Facebook Announces Scholarships to Promote Diversity in Journalism
Continually under fire for contributing to the spread of fake news during the 2016 election, Facebook has committed $1 million in scholarships to help young journalists get a solid footing in real journalism.
The money will be distributed in $10,000 awards over the next five years by four organizations that are “strengthening the pipeline of diversity in journalism,” according to a blog post published last Friday: the National Association of Hispanic Journalists, the Asian American Journalists Association, the Native American Journalists Association, and the National Lesbian and Gay Journalists Association. The scholarships will be distributed to 100 junior and senior undergraduate students and graduate students pursuing degrees and careers in journalism, digital media, or communications in the United States.

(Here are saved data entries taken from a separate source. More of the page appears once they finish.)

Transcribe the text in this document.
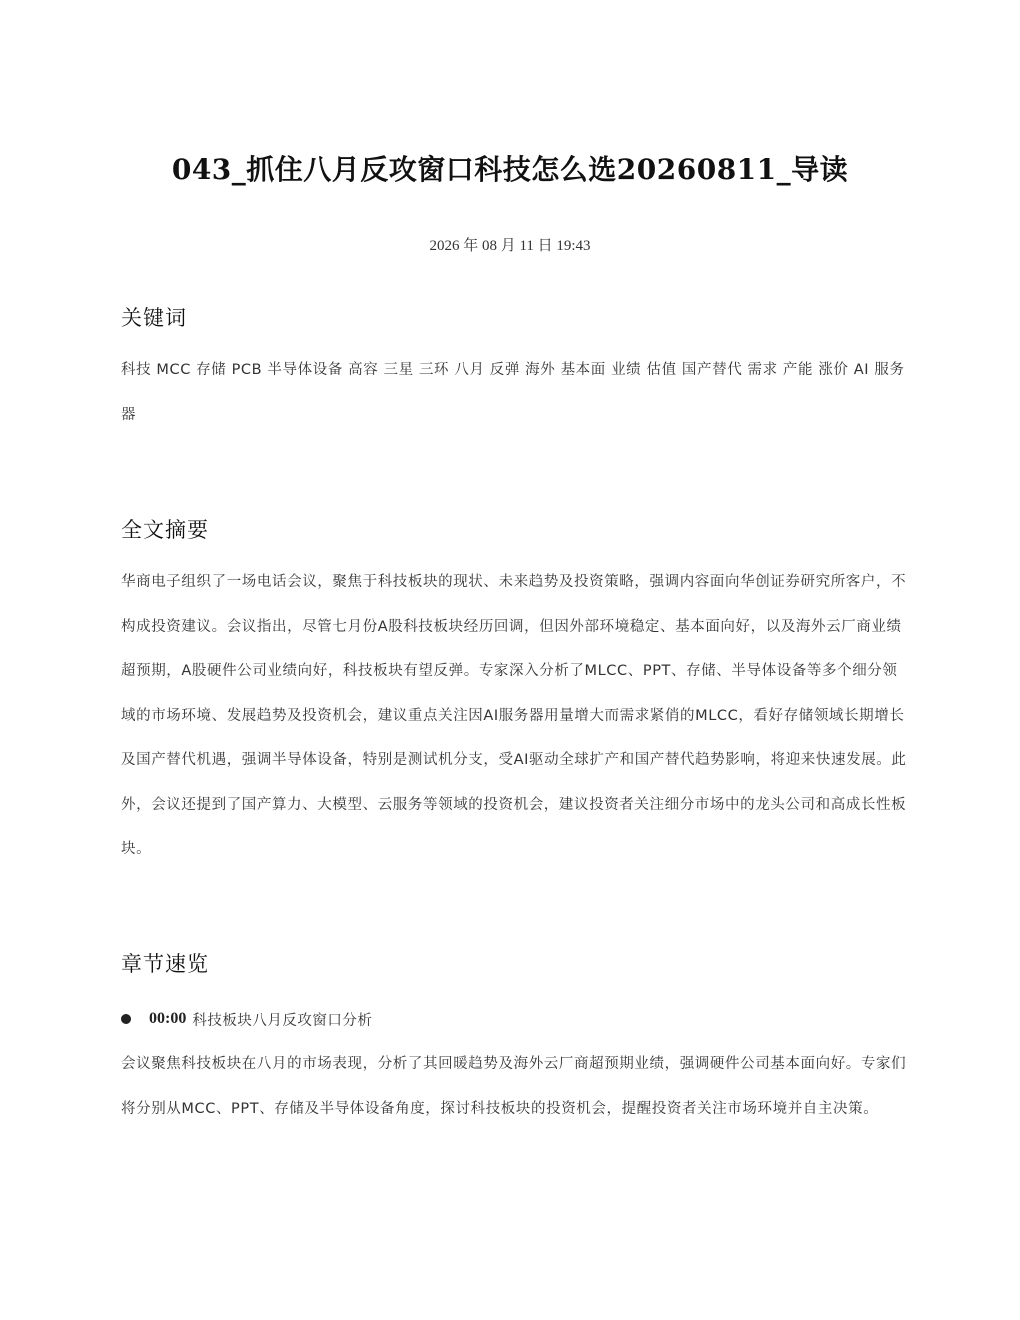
043_抓住八月反攻窗口科技怎么选20260811_导读
2026 年 08 月 11 日 19:43
关键词
科技 MCC 存储 PCB 半导体设备 高容 三星 三环 八月 反弹 海外 基本面 业绩 估值 国产替代 需求 产能 涨价 AI 服务器
全文摘要
华商电子组织了一场电话会议，聚焦于科技板块的现状、未来趋势及投资策略，强调内容面向华创证券研究所客户，不构成投资建议。会议指出，尽管七月份A股科技板块经历回调，但因外部环境稳定、基本面向好，以及海外云厂商业绩超预期，A股硬件公司业绩向好，科技板块有望反弹。专家深入分析了MLCC、PPT、存储、半导体设备等多个细分领域的市场环境、发展趋势及投资机会，建议重点关注因AI服务器用量增大而需求紧俏的MLCC，看好存储领域长期增长及国产替代机遇，强调半导体设备，特别是测试机分支，受AI驱动全球扩产和国产替代趋势影响，将迎来快速发展。此外，会议还提到了国产算力、大模型、云服务等领域的投资机会，建议投资者关注细分市场中的龙头公司和高成长性板块。
章节速览
00:00 科技板块八月反攻窗口分析
会议聚焦科技板块在八月的市场表现，分析了其回暖趋势及海外云厂商超预期业绩，强调硬件公司基本面向好。专家们将分别从MCC、PPT、存储及半导体设备角度，探讨科技板块的投资机会，提醒投资者关注市场环境并自主决策。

The scholarships are part of the Facebook Journalism Project, which aims to “create stronger ties” between the company and the news industry. Since launching the project in 2017, the site has made efforts to promote news literacy and prevent the spread of fake news.
The company has come under continued criticism for being slow and clumsy in responding to allegations that false stories spread through the site during the election.
The scholarship announcement follows recent changes related to how people interact with news on its site, such as the addition of a trust survey for users to evaluate the trustworthiness of news sources and a shift to prioritizing posts from people users know rather than news sources and other companies.